Wednesday, July 10, 2024

Silvia

Tea Obreht
Eleven-year-old Silvia comes with her mother to live in Island City, reminiscent of Manhattan in the not too distant future. They move into The Morningside, a luxury high-rise hotel, with Silvia’s Aunt Ena, the building’s supervisor. Arriving from somewhere in the Balkans, they are part of a repopulation program aiming to balance the thinning density of the ruined city.

Silvia is put on a long wait list for a place in school. In the meantime, she helps her mother and aunt and listens to Ena’s tales of what “back home” was like, and the magical world beneath everyday reality. She is especially intrigued with a woman who lives in the penthouse, Bezi Duras, a painter who goes out at night with her three large, black dogs. Aunt Ena believes she is a Vila, an enchantress, also from “back home.”


Because her mother will tell her nothing about her origins, Silvia listens to Aunt Ena’s stories and is thrilled with the photographs and scrapbooks Ena keeps. She makes “protections” from three meaningful items and tries to live within the “rules” Ena, as well as her mother, set out. Ena dies suddenly, while working, and Silvia’s mother quietly takes over as the building supervisor.


When skulking around the base of the elevator to the penthouse, Silvia meets Louis May who offers her a key in exchange for letters which may have accumulated in the building for him. Silvia, who wants to discover whether the Vila’s dogs turn into men during the day so she can prove it to her mother, takes him up on it. When she does take the elevator, she finds herself in a courtyard, not in the building.


Silvia is thrilled when a girl about her own age moves into the building with her parents. Mila is a rude, brazen girl, however, uninterested in the careful rituals Silvia has built to investigate the world beneath the everyday world. Together they follow Ms. Duras and her three dogs one night, but this does not result in any certainties other than frightening Silvia’s mother.


To make ends meet, Silvia’s mother takes a job diving for building reclamation projects. At this time, people are given rations each day. They have generally agreed not to eat meat and everyone in the city listens to a radio program relaying local news called “The Dispatch.” Silvia mops floors and takes requests from building residents. She also helps cater a meeting and a party at the penthouse, scandalized by the lavish platters of meat that emerge from a basement warehouse.


When a building collapses that Silvia’s mother is working in, Silvia is certain she isn’t dead, though it takes three days for rescuers to find her in an air pocket. During this time, Silvia stays with Mila’s parents and is befriended by Mila’s father. After her recovery, Silvia’s mother wants to thank them. She bakes a small cake and takes it to them. When she sees Mila’s father, however, she is horrified and demands that Silvia come away with her.


They escape in Ena’s small, battered car, but don’t get far. Silvia remembers Louis May, and they take refuge in his apartment. He turns out to be the dispatcher and Silvia’s mother tells all of Island City that Mila’s father is the war criminal who sent refugees, including Silvia’s father, in buses to “work,” though they were never heard from again. How could Island City allow such a man to live there?
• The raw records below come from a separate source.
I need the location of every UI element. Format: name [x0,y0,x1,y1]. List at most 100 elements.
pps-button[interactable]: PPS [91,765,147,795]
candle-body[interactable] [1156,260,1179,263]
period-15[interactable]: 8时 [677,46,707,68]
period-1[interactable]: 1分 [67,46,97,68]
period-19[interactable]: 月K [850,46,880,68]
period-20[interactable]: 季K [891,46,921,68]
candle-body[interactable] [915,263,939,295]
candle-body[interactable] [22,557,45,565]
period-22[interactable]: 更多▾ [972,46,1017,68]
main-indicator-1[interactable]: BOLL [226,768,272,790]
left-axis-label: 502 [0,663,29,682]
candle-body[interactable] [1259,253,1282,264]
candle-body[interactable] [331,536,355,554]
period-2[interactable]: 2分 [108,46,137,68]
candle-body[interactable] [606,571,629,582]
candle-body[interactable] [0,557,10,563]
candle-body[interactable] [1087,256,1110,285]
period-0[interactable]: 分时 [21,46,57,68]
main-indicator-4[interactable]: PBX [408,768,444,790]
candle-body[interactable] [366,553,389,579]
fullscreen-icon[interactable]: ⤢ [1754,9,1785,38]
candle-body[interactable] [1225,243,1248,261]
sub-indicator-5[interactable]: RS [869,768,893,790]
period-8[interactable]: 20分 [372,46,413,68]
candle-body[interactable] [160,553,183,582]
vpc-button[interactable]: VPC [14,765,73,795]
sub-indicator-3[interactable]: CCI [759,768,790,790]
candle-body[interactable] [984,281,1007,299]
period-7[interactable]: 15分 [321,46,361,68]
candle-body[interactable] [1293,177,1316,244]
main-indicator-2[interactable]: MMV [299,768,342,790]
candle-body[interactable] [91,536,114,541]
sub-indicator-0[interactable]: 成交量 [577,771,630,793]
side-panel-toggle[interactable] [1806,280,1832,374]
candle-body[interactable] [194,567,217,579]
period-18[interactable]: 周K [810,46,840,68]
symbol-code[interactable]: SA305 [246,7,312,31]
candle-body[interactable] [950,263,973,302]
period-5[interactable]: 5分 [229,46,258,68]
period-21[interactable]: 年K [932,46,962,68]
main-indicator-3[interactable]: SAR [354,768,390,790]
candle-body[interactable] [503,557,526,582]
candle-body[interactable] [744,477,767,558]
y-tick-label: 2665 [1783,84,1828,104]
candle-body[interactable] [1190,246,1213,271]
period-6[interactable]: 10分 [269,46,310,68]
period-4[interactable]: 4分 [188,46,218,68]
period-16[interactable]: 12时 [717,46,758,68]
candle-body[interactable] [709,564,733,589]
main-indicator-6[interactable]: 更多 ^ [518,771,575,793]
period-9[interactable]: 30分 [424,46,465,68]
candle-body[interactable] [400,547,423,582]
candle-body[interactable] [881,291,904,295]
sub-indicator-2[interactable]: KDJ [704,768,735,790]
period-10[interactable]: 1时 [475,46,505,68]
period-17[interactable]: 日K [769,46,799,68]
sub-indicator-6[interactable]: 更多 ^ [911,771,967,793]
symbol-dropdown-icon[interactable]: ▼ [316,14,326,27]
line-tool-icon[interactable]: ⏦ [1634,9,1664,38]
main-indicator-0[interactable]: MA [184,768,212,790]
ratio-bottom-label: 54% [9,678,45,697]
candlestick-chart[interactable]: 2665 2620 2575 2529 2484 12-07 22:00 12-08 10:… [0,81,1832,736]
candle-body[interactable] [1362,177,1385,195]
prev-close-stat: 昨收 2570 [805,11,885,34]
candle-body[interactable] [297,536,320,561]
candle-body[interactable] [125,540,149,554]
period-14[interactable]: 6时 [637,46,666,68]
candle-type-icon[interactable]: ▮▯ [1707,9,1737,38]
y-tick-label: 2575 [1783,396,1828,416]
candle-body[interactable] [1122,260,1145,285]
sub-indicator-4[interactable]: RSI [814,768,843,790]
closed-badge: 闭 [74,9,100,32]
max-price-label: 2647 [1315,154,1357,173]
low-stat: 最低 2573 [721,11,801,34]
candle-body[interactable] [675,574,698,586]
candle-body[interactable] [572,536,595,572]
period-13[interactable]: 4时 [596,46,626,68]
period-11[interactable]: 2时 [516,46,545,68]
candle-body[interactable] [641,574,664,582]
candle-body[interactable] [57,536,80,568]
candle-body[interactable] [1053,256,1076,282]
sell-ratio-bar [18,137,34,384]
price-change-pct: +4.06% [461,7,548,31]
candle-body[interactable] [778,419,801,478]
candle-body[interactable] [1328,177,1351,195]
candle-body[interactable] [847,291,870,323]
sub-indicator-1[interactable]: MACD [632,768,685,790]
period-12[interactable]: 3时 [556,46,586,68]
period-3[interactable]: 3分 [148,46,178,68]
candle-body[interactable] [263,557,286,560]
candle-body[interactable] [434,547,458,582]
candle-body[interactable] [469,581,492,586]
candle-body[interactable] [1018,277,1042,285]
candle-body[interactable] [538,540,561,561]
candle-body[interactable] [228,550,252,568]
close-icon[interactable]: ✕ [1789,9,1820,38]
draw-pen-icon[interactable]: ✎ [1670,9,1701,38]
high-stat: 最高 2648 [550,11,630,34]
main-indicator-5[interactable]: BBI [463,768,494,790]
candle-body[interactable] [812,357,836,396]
The tables are turned, however, when Mila disappears and her father insists that Silvia’s mother has something to do with her kidnapping, holding up her photo to television cameras. Silvia and her mother cut and bleach their hair, hiding out at Louis May’s. Silvia is certain that Mila is not dead, though she does not return.


Years later, when she is 18, Silvia has moved out west, living in a cabin where there are still elk and eagles to be seen. Silvia’s mother visits from her home on the southern coast and they finally talk about the past. Her mother didn’t want Silvia to listen to Ena’s folkloric “nonsense,” telling Silvia that her family had grown up in a beautiful place of community and peace. But when it collapsed during the war, she couldn’t bear to think of it. She accepts the fact she can’t give Silvia what she has had, and that Silvia won’t be able to give her children what she has had either.


The sun shone, however, despite the fires in the west and the rising seas, and the night sky was full of an infinity of stars. Louis May, who also lives in the west, has caught some trout and is making them a beautiful dinner.


Silvia’s story is told in The Morningside [published 2024], Tea Obreht’s third novel. Obreht’s prose is rich and realistic with such a sense of wholeness that Silvia’s endless anxieties are at the same time grounded in the certainty that she will be taken care of. Obreht gives ample evidence to show us how refugees come in at the bottom of the pecking order, and are often duped. Without a strong sense of home, this makes things difficult. But Obreht’s powerful human values stand behind Silvia’s tenuous hold on the world, and we are rooting for her!